Xiaomi, one of the top smartphone suppliers in India with a market share of 18 percent, has highlighted its concern in a letter dated February 6. In the letter, Xiaomi urged India Government to consider offering manufacturing incentives and reducing import tariffs for specific smartphone components. India will be heading for an election within 3-4 months.
Xiaomi has turned around its India business in financial year 2022 with the company’s turnover growing more than 9 percent to Rs 39,099 crore, according to a news report in a leading business daily.
The Chinese company currently assembles smartphones in India using primarily local components, with the remainder imported from China and elsewhere. The letter serves as Xiaomi’s response to a query from India’s information technology ministry regarding how New Delhi can further develop the country’s component manufacturing sector.
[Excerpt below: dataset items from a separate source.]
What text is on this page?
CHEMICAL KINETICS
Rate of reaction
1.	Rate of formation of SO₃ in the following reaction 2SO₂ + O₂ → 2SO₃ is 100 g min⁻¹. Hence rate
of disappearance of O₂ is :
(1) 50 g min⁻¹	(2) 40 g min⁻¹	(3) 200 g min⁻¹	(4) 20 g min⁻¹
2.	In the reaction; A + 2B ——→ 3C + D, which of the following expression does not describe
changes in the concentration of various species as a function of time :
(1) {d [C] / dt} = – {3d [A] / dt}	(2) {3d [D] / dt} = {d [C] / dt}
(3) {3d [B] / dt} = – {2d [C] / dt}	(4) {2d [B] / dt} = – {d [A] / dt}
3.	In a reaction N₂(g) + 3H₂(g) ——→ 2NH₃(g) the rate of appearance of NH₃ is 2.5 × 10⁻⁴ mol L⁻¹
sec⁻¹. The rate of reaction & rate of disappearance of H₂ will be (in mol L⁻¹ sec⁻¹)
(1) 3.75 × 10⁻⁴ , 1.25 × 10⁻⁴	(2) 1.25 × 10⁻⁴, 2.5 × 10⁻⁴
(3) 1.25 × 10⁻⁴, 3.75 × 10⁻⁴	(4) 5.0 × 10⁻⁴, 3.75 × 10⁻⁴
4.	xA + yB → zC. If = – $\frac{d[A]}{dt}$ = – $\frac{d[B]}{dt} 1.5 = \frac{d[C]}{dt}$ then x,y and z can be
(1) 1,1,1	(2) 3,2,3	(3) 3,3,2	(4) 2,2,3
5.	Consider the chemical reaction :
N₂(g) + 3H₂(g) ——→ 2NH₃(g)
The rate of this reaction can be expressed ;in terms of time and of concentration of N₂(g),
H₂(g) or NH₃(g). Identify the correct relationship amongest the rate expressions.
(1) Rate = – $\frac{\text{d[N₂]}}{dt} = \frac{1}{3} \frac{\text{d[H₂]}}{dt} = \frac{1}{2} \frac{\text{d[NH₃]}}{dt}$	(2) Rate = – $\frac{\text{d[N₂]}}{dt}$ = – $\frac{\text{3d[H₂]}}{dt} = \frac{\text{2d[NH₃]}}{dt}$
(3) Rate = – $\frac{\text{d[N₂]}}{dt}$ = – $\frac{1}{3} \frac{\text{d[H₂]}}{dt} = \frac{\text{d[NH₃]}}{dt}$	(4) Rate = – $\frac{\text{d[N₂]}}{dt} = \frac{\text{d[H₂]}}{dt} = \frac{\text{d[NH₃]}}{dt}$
India’s intensified scrutiny of Chinese businesses follows a 2020 border clash between the two countries, resulting in casualties on both sides and disrupting investment plans of major Chinese firms. While Chinese companies operating in India generally refrain from publicly discussing the scrutiny, Xiaomi’s letter underscores their ongoing struggles in India, particularly in the smartphone sector where numerous critical components originate from Chinese suppliers.
In the communication, Xiaomi India President Muralikrishnan B. emphasized the necessity for confidence-building measures to incentivize component suppliers to establish local operations. Muralikrishnan noted apprehensions among suppliers regarding setting up operations in India, citing challenges faced by companies in the country, especially those of Chinese origin.
The letter highlighted concerns related to compliance and visa issues, urging the government to address them to instill confidence among foreign component suppliers. Xiaomi and the IT ministry did not respond to requests for further information and comment.
In addition to regulatory scrutiny, India has taken action against Chinese companies over alleged breaches of visa rules and illegal remittances. The government has frozen assets of over $600 million belonging to Xiaomi for alleged unauthorized remittances to foreign entities. However, both Chinese companies deny any wrongdoing.
Apart from regulatory measures, India has banned over 300 Chinese apps and halted planned projects by Chinese automakers since 2020. Executives of Chinese electronics companies also encounter difficulties obtaining visas to enter India, while their companies face delays in investment clearances due to heightened scrutiny.
Xiaomi’s letter also advocated for further reduction of India’s import tariffs, following New Delhi’s recent move to lower import taxes on specific smartphone components. The company proposed reducing tariffs on sub-components used in batteries, USB cables, and phone covers, aiming to enhance India’s manufacturing competitiveness.
This development coincides with India’s indication of a potential easing of scrutiny on Chinese investments, contingent upon peaceful border relations between the two countries, as suggested by India’s top industrial policy bureaucrat in January.